Pre-Competition

The day before competition we were able to successfully pick up one Ewok, cross the first gap, and pick up a second Ewok.

Competition Day

Results

Unfortunately, during the competition day SPARQEE did not perform as expected. During the first round one of our H-bridges got unplugged and by the time we figured out that was the issue we were out of time. Once we got that fixed and checked all the other connectors we thought we were ready for round two and were pretty confident we would at least score 2 points and if we got lucky - 6. Unfortunately SPARQEE didn’t agree with us and we ended up scoring no points at all, although it wasn’t due to not being able to move this time.

SPARQEE on Competition Day

In second round we tape-followed very smoothly to first Ewok, but SPARQEE failed to identify it, and decided to abandon it. Once it abandoned the first Ewok, SPARQEE crossed the gap and tried to identify the second Ewok but failed. We knew that Ewok was detected for split second in each case, since SPARQEE would stop right in front of it, but it would stop detecting Ewoks shortly after. We kept restarting the course until we ran out of time, but each time the same thing would happen.

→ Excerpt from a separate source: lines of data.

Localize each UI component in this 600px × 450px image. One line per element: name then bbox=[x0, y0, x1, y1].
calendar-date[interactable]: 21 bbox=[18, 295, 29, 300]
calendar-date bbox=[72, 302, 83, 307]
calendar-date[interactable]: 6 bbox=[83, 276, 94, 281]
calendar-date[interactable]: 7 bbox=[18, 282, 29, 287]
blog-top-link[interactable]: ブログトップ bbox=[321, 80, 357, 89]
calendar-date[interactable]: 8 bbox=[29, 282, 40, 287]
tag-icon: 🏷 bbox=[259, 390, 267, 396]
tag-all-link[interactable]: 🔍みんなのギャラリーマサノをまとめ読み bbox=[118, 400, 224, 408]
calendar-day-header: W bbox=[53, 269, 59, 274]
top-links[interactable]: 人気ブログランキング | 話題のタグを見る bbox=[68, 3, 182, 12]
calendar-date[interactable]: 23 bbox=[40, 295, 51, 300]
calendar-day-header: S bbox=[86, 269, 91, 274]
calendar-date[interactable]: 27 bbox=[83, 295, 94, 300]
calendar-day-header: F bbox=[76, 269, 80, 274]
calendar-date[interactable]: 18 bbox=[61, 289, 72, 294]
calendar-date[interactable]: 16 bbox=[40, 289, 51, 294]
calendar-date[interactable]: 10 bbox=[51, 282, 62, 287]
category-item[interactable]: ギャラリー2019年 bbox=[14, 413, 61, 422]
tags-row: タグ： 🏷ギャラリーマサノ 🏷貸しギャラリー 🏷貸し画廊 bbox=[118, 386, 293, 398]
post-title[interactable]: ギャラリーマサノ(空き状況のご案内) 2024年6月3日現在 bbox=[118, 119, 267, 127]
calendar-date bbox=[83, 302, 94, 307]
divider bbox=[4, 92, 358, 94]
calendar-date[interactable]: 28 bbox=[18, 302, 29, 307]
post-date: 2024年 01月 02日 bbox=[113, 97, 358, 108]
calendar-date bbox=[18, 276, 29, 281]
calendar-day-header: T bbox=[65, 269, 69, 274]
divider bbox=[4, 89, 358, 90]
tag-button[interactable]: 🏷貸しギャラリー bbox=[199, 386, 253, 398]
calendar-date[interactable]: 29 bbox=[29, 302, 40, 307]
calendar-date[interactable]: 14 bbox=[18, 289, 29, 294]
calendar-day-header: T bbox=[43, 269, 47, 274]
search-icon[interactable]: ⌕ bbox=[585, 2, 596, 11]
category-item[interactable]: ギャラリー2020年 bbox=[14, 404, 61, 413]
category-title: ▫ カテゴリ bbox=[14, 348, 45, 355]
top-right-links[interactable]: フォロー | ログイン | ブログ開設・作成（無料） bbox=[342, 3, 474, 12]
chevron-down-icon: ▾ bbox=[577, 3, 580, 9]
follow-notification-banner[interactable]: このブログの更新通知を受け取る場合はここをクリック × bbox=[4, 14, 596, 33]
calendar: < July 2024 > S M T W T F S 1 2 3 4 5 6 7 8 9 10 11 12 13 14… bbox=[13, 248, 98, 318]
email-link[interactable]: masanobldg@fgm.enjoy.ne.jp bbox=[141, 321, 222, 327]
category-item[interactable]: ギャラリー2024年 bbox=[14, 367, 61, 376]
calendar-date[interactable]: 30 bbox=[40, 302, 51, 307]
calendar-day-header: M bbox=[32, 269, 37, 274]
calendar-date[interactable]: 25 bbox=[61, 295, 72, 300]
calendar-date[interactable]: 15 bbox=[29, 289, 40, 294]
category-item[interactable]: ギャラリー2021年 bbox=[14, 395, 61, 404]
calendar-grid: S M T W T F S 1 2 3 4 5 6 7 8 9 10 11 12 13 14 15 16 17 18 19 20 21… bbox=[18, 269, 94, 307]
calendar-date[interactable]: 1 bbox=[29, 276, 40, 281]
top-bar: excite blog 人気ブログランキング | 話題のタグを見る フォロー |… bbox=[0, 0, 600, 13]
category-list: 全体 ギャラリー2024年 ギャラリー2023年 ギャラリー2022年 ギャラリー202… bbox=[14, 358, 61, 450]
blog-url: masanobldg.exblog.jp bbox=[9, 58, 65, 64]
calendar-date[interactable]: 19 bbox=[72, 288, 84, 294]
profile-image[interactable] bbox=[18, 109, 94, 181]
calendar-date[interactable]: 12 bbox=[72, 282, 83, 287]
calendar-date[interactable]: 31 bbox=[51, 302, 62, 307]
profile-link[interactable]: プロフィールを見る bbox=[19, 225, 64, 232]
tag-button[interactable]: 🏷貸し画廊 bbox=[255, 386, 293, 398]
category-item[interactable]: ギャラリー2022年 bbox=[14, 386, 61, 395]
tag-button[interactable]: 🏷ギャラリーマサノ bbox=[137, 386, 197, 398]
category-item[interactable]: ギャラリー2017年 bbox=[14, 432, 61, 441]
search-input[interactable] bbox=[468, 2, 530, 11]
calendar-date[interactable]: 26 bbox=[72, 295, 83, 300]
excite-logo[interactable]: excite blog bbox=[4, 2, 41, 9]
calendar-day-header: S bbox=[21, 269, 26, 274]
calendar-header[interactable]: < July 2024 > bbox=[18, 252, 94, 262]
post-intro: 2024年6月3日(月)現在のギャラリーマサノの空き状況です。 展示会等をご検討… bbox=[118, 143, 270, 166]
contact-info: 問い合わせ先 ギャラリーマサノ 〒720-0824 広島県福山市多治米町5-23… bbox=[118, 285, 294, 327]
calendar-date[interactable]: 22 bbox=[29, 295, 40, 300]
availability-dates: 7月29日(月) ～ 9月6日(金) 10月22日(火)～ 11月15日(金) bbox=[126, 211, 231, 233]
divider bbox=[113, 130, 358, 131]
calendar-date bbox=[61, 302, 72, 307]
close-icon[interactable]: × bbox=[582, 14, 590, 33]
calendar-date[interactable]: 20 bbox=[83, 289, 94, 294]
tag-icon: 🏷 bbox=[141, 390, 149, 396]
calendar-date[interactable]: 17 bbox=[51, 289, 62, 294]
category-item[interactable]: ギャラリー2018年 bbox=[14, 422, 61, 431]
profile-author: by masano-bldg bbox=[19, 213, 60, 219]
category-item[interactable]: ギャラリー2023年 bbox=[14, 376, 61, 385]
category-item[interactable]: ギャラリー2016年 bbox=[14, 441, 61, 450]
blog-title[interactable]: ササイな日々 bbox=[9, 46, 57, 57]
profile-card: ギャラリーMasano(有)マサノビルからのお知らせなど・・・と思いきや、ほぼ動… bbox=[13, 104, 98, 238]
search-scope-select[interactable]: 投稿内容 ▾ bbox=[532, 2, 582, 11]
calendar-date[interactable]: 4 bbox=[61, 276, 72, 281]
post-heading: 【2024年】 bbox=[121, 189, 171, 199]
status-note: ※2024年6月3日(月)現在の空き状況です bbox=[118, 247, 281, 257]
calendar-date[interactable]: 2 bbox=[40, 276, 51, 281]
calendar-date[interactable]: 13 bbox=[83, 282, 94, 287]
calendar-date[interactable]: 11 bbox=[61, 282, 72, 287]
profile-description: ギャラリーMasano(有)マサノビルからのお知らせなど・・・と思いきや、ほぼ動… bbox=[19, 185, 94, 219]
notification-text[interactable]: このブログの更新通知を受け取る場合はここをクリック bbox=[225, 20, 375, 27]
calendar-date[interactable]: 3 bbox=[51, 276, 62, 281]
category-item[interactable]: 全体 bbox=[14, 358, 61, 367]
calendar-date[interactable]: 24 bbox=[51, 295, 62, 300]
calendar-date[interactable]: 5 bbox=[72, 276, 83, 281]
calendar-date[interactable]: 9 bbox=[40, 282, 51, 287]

Upon thorough analysis of the images that were used to detect Ewoks during competition day we noticed that the contrast between the surface and the Ewok wasn't as high as in our test environment, and that was due to uneven lighting in the lecture room during the competition day (front lights were off in order for the audience to see the projector screens).

Takeaways

The key takeaways of this course and the competition can be split into two main categories: technical and project management.

Technical

As a team, we were fairly happy with the way our mechanical and electrical design turned out to be, however there were still avenues for improvement that could have prevented some of the failures during the competition day.

  1. More robust methods of connecting important electrical components, such as motors and h-bridges
  2. Keeping important electrical components easily accessible, however also protected enough from other moving parts of the assembly. As an example, our basket lifting mechanism somewhat interfered with the internal wiring and might’ve been a cause for the disconnected h-bridge in round one.
  3. Due to going for modular design with our circuitry we sacrificed compactability, which resulted in our robot having larger chassis and therefore being not as maneuverable.
  4. Certain parameters in our code, such as gap crossing speed, ramp climbing speed, and stopping time, would change drastically as the battery voltage decrease. This caused some indeterminacy in our robot’s behaviour. In hindsight there were a few things that we could have done - downregulate voltage of the main battery to the acceptable value that we new the battery would never fall down to, or, dynamically monitor the charge of the battery and adjust the the necessary values by some power multiplier.

Project Management

There were two main strategies used for tackling this project:

  1. Each person in a group was assigned a specific major component of the robot based on their strength - either mechanical design, electrical design, software design, or manufacturing.
  2. Each person was assigned many different tasks from various major components, such that each group member got to do some mechanical design, some software, some hardware, and some manufacturing.
Our team decided to go with approach two, since we believed it gave us a greater chance of learning various aspects of robot design, and after all that is the main goal of the course - to learn. However, approach number one does seem to be more efficient in producing a product in a shorter time frame.